Survival models are models for continuous risk, e.g. the force of mortality, μx. We showed in an earlier post why this is more powerful and efficient than modelling the rate of mortality, qx. Of course, if you have huge volumes of data, you may not lose too much by modelling qx.
A crucial caveat here is that the risk you are modelling is the only means of exit from the population, i.e. what is known as a single-decrement model. If you have competing risks, however, then modelling qx becomes a lot more complicated. In this situation, having large volumes of data will not help you at all. In contrast, survival models can be fitted to competing risks without any additional assumptions.
By way of example, let's consider a term-assurance portfolio where each policyholder has the identical continuous risk of mortality at rate 0.01 per year. We will start with the simplifying assumption that this is the only means of exit from a policy. Five simulations of a portfolio of 10,000 lives are shown below:
The estimate of the force of mortality is 505 / 49740.8 = 0.0102. This can also be approximated by taking the estimate for qx (505 / 50000 = 0.0101) and converting it with -log(1-qx) = 0.0102. Either approach will yield a close estimate of the underlying force of mortality, which we know to be 0.01.
For qx the problems start when we make the model more realistic and include a competing risk of lapse at rate 0.1 per year. Since the lapse rate is ten times the mortality rate, we obviously expect around ten times more lapses than mortality claims in any portfolio. The five simulations shown below include the two competing risks of mortality and lapse:
This time the estimate of the force of mortality is 471 / 47388.7 = 0.0099, which is little changed from the figure in the previous table, and still close to the known underlying value of 0.01 in the simulations. We note that the number of deaths has gone down because some deaths are occurring after lapse and are hence unknown to us. However, this does not affect the survival-model approach because the time lived has dropped accordingly. In a survival model, the same basic approach applies regardless of the number of risks.

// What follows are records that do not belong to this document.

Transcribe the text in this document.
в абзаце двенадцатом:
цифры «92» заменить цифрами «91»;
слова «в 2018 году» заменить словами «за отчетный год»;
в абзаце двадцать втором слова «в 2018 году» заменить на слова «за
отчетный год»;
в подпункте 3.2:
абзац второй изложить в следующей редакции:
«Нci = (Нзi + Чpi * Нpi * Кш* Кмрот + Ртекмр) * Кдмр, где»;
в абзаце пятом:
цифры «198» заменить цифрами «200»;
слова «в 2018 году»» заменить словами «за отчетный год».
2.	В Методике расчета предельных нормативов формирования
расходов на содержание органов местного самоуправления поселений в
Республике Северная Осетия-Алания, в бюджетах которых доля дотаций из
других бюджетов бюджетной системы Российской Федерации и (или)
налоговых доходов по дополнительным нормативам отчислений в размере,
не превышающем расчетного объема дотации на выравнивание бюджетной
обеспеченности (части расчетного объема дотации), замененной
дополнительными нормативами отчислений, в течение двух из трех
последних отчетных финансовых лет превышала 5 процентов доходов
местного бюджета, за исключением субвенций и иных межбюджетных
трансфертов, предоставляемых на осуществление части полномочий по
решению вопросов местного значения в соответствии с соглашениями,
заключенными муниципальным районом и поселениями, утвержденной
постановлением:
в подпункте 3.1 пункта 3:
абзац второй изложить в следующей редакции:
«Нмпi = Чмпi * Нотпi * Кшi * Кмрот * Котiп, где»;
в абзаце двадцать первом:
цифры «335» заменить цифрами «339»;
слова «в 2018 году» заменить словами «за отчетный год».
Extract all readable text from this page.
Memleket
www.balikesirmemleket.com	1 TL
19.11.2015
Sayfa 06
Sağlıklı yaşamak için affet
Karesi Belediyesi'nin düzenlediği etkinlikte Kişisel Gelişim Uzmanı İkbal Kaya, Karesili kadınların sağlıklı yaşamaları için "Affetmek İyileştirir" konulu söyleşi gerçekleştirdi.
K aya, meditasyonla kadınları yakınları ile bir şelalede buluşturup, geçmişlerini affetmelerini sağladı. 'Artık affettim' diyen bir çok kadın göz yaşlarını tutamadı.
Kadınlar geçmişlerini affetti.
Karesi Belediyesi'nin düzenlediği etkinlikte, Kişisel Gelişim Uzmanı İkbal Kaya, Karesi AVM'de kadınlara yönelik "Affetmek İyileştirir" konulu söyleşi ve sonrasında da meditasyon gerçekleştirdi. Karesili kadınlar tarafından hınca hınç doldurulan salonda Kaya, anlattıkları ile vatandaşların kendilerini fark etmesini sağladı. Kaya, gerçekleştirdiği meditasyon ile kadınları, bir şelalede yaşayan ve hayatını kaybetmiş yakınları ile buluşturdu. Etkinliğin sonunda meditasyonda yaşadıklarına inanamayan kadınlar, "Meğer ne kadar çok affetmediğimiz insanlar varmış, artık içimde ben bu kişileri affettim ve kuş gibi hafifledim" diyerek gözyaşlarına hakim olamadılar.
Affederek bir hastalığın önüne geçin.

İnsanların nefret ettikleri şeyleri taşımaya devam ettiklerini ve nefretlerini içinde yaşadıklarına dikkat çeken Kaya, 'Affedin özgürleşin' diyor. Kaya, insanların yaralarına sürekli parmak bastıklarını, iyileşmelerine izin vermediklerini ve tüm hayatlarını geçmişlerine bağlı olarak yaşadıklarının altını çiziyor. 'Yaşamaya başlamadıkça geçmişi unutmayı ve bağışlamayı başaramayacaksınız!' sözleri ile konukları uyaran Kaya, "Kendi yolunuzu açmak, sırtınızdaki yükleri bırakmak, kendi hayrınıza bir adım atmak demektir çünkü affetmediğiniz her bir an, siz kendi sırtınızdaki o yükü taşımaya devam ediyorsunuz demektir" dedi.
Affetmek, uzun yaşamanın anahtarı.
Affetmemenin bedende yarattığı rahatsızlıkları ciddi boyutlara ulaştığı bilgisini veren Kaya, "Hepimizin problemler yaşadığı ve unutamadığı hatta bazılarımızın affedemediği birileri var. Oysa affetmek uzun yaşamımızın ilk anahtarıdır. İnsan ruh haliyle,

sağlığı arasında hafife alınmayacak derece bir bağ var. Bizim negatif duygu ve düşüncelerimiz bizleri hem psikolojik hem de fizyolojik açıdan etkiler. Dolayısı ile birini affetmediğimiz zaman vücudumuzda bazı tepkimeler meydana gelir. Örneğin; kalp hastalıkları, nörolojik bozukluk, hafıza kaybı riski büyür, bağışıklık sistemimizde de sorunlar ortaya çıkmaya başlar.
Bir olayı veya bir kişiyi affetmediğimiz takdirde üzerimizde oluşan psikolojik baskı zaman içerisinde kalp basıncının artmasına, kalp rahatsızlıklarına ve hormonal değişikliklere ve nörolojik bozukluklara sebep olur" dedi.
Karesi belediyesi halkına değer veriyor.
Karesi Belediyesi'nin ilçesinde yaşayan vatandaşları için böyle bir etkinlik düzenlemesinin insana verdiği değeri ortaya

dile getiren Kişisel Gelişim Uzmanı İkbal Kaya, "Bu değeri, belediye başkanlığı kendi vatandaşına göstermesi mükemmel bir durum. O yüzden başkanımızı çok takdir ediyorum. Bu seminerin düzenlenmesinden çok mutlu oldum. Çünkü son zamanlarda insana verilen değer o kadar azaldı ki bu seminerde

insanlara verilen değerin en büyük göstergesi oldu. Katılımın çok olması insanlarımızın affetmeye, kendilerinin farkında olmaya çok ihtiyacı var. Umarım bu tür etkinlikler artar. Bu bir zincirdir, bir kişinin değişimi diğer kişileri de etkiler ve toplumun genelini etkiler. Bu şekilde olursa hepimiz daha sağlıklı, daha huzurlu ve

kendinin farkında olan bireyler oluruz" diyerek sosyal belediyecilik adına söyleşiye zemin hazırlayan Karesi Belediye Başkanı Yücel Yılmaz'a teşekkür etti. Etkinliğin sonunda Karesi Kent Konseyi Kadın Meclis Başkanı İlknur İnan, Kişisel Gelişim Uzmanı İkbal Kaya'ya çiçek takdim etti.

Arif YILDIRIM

The situation for qx is far trickier. We first note that the formula for the earlier single-decrement model cannot be used for this double-decrement situation. If we simply divide the number of events by the number of lives we get 0.0094, which would convert to a force of mortality of -log(1-0.0094) = 0.0095. This is below the value of 0.01 which we know to underlie the simulations. The problem is that the number of lives on the denominator is a misleadingly high measure of the actual exposed-to-risk. The value of qx we have calculated here is a dependent rate, which is so named because it depends on the other decrements and is not a true, independent estimate of mortality. In order to get a proper answer we would have to modify the formula for qx to take account of the existence of a second risk. To make matters more complicated still, a different correction formula is required for different numbers of competing risks.
Thus, a q-rate approach to competing risks demands complicated adjustments which depend on the number of decrements. A failure to make these adjustments will lead to under-estimates of the risks. In contrast, the μ-rate approach is the same, regardless of how many competing risks there are. This is why the CMI Technical Standards Working Party expressed a preference for the μ-rate in multi-state models, which we also strongly support.